Was die Industrieemissionen angeht, so gibt es eine neue Entwicklung: Seit Donnerstag können nun auch tschechische Unternehmen über eine eigene Internetplattform am Handel mit Luftverschmutzungsrechten teilnehmen. Hintergrund: Jede Firma, die in Umwelttechnologien investiert und den erlaubten Emissionsumfang nicht in Anspruch nimmt, kann den verbleibenden Rest gewinnbringend verkaufen. Ein weiterer Impuls für eine saubere Umwelt könnte, ähnlich wie in Deutschland, die Einführung einer Öko-Steuer sein. Karolina Sulova vom tschechischen Umweltministerium:

"Ein entsprechender Entwurf wird gerade vorbereitet und soll bis Ende des Jahres der Regierung vorgelegt werden. Die Öko-Steuer soll nicht nur zu einer Senkung der Umweltverschmutzung, sondern auch zur Belebung des Arbeitsmarktes führen. Denn sie soll mit einer Senkung der Sozialabgaben verbunden sein, es wird für Arbeitnehmer also vorteilhafter, Beschäftigte einzustellen."


Jiri Hradec  (Foto: Autor)
Nicht als Konkurrenz, sondern allenfalls als Ergänzung zur OECD-Studie versteht sich die Publikation "Umwelt in der Tschechischen Republik 1989-2004", die nur einen Tag später der Öffentlichkeit präsentiert wurde. Verfasst wurde sie von der Tschechischen Umweltinformationsagentur CENIA. CENIA-Direktor Jiri Hradec:

"Wir wollen mit diesen Informationen dem Umweltministerium nicht sagen, was es tun soll. Wir sind die, die die Fakten zusammentragen, damit die Verantwortlichen ihre Entscheidungen auf einer qualifizierten Basis treffen können."

Eine der Autorinnen der umfangreichen Broschüre ist Rut Bizkova. Die Ausgangssituation für den großen Bogen, den die Studie bis in die Gegenwart geschlagen hat, beschreibt sie so:

"Die Verbesserung der Umweltqualität war im Vergleich mit dem Rest Europas hierzulande viel radikaler. Wenn wir uns aber mit den anderen neuen EU-Staaten vergleichen, dann ist der Unterschied schon nicht mehr so groß. Denn schmutzig waren wir im Jahr 1990 alle."
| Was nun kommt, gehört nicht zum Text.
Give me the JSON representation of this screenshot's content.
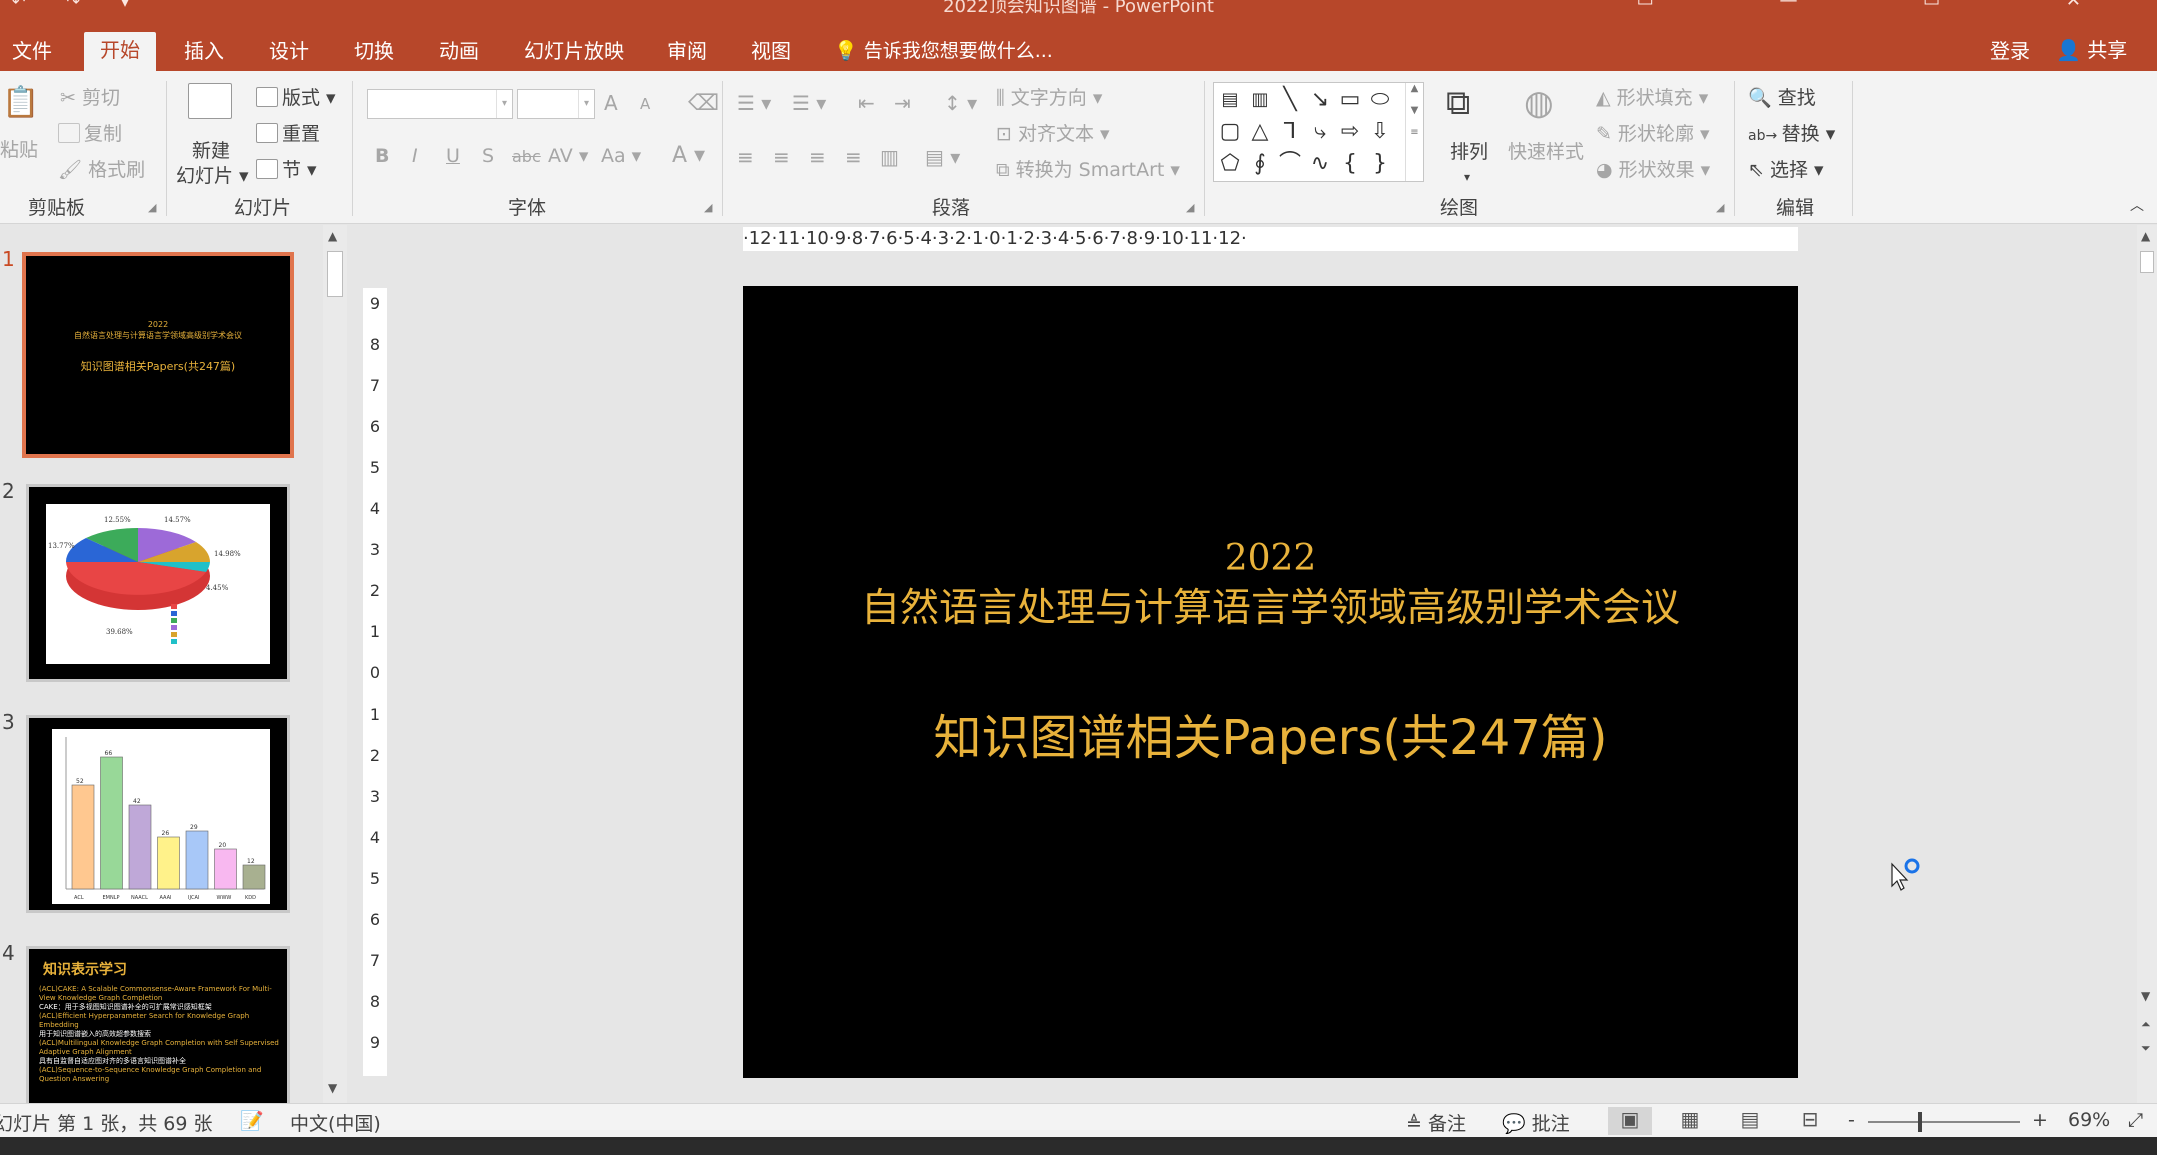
{
  "window": {
    "title": "2022顶会知识图谱 - PowerPoint",
    "quick_access": "↶ ↷ ▾",
    "controls": "▭ — ▭ ✕"
  },
  "tabs": [
    "文件",
    "开始",
    "插入",
    "设计",
    "切换",
    "动画",
    "幻灯片放映",
    "审阅",
    "视图"
  ],
  "active_tab": "开始",
  "tell_me": "告诉我您想要做什么...",
  "sign_in": "登录",
  "share": "共享",
  "ribbon": {
    "clipboard": {
      "paste": "粘贴",
      "cut": "剪切",
      "copy": "复制",
      "format_painter": "格式刷",
      "label": "剪贴板"
    },
    "slides": {
      "new_slide_1": "新建",
      "new_slide_2": "幻灯片",
      "layout": "版式",
      "reset": "重置",
      "section": "节",
      "label": "幻灯片"
    },
    "font": {
      "label": "字体",
      "bold": "B",
      "italic": "I",
      "underline": "U",
      "shadow": "S",
      "strike": "abc",
      "spacing": "AV",
      "case": "Aa",
      "color": "A",
      "grow": "A",
      "shrink": "A"
    },
    "paragraph": {
      "label": "段落",
      "text_direction": "文字方向",
      "align_text": "对齐文本",
      "smartart": "转换为 SmartArt"
    },
    "drawing": {
      "label": "绘图",
      "arrange": "排列",
      "quick_styles": "快速样式",
      "shape_fill": "形状填充",
      "shape_outline": "形状轮廓",
      "shape_effects": "形状效果"
    },
    "editing": {
      "label": "编辑",
      "find": "查找",
      "replace": "替换",
      "select": "选择"
    }
  },
  "thumbnails": [
    {
      "num": "1",
      "year": "2022",
      "conf": "自然语言处理与计算语言学领域高级别学术会议",
      "main": "知识图谱相关Papers(共247篇)"
    },
    {
      "num": "2",
      "labels": [
        "12.55%",
        "14.57%",
        "13.77%",
        "14.98%",
        "4.45%",
        "39.68%"
      ]
    },
    {
      "num": "3",
      "values": [
        "52",
        "66",
        "42",
        "26",
        "29",
        "20",
        "12"
      ],
      "cats": [
        "ACL",
        "EMNLP",
        "NAACL",
        "AAAI",
        "IJCAI",
        "WWW",
        "KDD"
      ]
    },
    {
      "num": "4",
      "heading": "知识表示学习",
      "bullets": [
        "(ACL)CAKE: A Scalable Commonsense-Aware Framework For Multi-View Knowledge Graph Completion",
        "CAKE：用于多视图知识图谱补全的可扩展常识感知框架",
        "(ACL)Efficient Hyperparameter Search for Knowledge Graph Embedding",
        "用于知识图谱嵌入的高效超参数搜索",
        "(ACL)Multilingual Knowledge Graph Completion with Self Supervised Adaptive Graph Alignment",
        "具有自监督自适应图对齐的多语言知识图谱补全",
        "(ACL)Sequence-to-Sequence Knowledge Graph Completion and Question Answering"
      ]
    }
  ],
  "slide": {
    "year": "2022",
    "conference": "自然语言处理与计算语言学领域高级别学术会议",
    "main_title": "知识图谱相关Papers(共247篇)"
  },
  "ruler": {
    "horizontal": "·12·11·10·9·8·7·6·5·4·3·2·1·0·1·2·3·4·5·6·7·8·9·10·11·12·",
    "vertical": [
      "9",
      "8",
      "7",
      "6",
      "5",
      "4",
      "3",
      "2",
      "1",
      "0",
      "1",
      "2",
      "3",
      "4",
      "5",
      "6",
      "7",
      "8",
      "9"
    ]
  },
  "status": {
    "slide_info": "幻灯片 第 1 张，共 69 张",
    "language": "中文(中国)",
    "notes": "备注",
    "comments": "批注",
    "zoom": "69%",
    "zoom_minus": "-",
    "zoom_plus": "+"
  },
  "colors": {
    "accent": "#b7472a",
    "slide_text": "#e8b23b",
    "selected_thumb": "#e0744d"
  }
}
Eine andere Mitarbeiterin, Jana Cermakova, hat sich in ihrem Teil mit dem Meinungsbild in der Bevölkerung und dem Informationsstand der Bürgerinnen und Bürger bezüglich der Umweltproblematik befasst:

"Leider muss man sagen: Unmittelbar nach der Wende des Jahres 1989, als die Umweltqualität hierzulande die schlechteste in Europa war, nahmen die Bürger dieses Thema noch als eine sehr dringliche Problematik wahr, die unbedingt gelöst werden muss. Das war sogar ein Mitgrund für die ersten Proteste gegen das frühere Regime. Seit damals aber nimmt die Wahrnehmung dieses Problems ab."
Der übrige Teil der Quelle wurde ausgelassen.